Julia Reeve, from the Centre for Enhancing Learning through Technology (CELT), De Montfort University, kicked-off the conference by leading a thoroughly engaging workshop which proved a great ice-breaker. She began with a brainstorm around Infographics, visual representations of information intended to either ‘immerse or ignite’. The former being a bit heavier on text whereas the latter is focused on exciting instant interest in a topic. Either way, infographics are intended to tell a story or explain a process, in a quick, easy to understand and above all engaging way.
What are they particularly good for?
- Expressing scale/quantities
- Making comparisons
- Exploring abstract concepts e.g. Ikigai
- Maps and more!
In addition, infographics can be very useful for researchers to explain their research topics to non-specialists. Creating module guides in the form of an infographic also demonstrated a very practical usage in HE.
It was great to have a look at some inspirational books before we got started on our task of designing an infographic. Julia provided a good spread of titles on a table, including ‘Information is Beautiful’. We were also shown some entertaining examples on a slideshow, such as a taxonomy of London’s hipster coffee shop names – including some real gems, from sinister Dark Fluid to homely Caravan. A few other classic infographic examples also popped up too, such as the once-ubiquitous Wordle. As librarians we all know how much fun we had dumping reams of text into this and seeing what it generated.
Before making our own infographic we had to consider:
- Fundamentally, what is the purpose, the core message?
- Who is the audience you are designing it for? It needs to be easily understood by non-librarians!

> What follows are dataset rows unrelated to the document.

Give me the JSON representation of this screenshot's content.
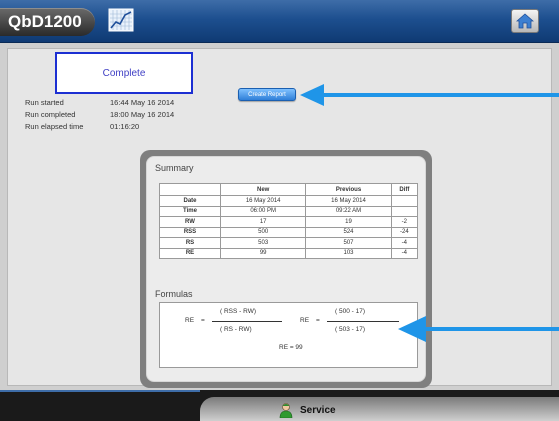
{
  "app": {
    "name": "QbD1200"
  },
  "status": {
    "label": "Complete"
  },
  "run": {
    "rows": [
      {
        "label": "Run started",
        "value": "16:44 May 16 2014"
      },
      {
        "label": "Run completed",
        "value": "18:00 May 16 2014"
      },
      {
        "label": "Run elapsed time",
        "value": "01:16:20"
      }
    ]
  },
  "actions": {
    "create_report_label": "Create Report"
  },
  "summary": {
    "title": "Summary",
    "columns": [
      "",
      "New",
      "Previous",
      "Diff"
    ],
    "rows": [
      {
        "label": "Date",
        "new": "16 May 2014",
        "previous": "16 May 2014",
        "diff": ""
      },
      {
        "label": "Time",
        "new": "06:00 PM",
        "previous": "09:22 AM",
        "diff": ""
      },
      {
        "label": "RW",
        "new": "17",
        "previous": "19",
        "diff": "-2"
      },
      {
        "label": "RSS",
        "new": "500",
        "previous": "524",
        "diff": "-24"
      },
      {
        "label": "RS",
        "new": "503",
        "previous": "507",
        "diff": "-4"
      },
      {
        "label": "RE",
        "new": "99",
        "previous": "103",
        "diff": "-4"
      }
    ]
  },
  "formulas": {
    "title": "Formulas",
    "symbolic": {
      "lhs": "RE",
      "eq": "=",
      "numerator": "( RSS  -  RW)",
      "denominator": "( RS  -  RW)"
    },
    "numeric": {
      "lhs": "RE",
      "eq": "=",
      "numerator": "( 500  -  17)",
      "denominator": "( 503  -  17)"
    },
    "result": "RE  =  99"
  },
  "footer": {
    "service_label": "Service"
  },
  "colors": {
    "top_bar": "#1d4f8f",
    "status_border": "#1c2fd2",
    "arrow": "#1f95e8"
  },
  "icons": {
    "chart": "chart-icon",
    "home": "home-icon",
    "service": "service-person-icon"
  }
}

- Where is it going to go? Eg. On the web, a poster, magazine, etc, and therefore:
- What is going to be the balance of text to image? What size and style of font is appropriate?
I was pleased that we would be foregoing the use of software. There is quite a lot out there that you can try with a free account, then pay to upgrade for more features, ready-made themes, clipart and more. From my own experience I can say that some are better than others e.g. Piktochart, but you can still get a lot of mileage from PowerPoint. I’m also particularly enamoured of Canva at the moment, not least for its range of free to use imagery.
We got to work with coloured paper, pens, scissors, glue, some pre-printed sheets of clipart cleverly compiled by Julia. Whilst I hit a lot of dead ends in my design process and it took a while to settle on a good concept, it did not matter that I did not quite finish my infographic in the time we had. It also demonstrated that jumping straight into a piece of software could mean you might miss some of the best bits of planning; perhaps it is too easy to over-rely on existing templates and imagery, imitating off-the-peg options rather than starting from scratch. The various half-formed scribblings I have in my notepad will be something I can return to and develop into something useful in the future and I will aim to finish these before I try to make a digital version, if I use software again at all.
For me most valuable part of the workshop proved to be the sharing of our drafts with each other, using a digital projector. What might have proven daunting was instead really fun and gave an insight into the different approaches that can be taken, the different creative talents and insights of all the participants. There was also a sort of cut-and-paste charm to these half or mostly-finished designs – a nice counterbalance to the slick productions in ‘Information is Beautiful’ and on Pinterest. It also transpires that architecture librarians love to do a bit of colouring-in, and what better way to mentally warm up for a conference?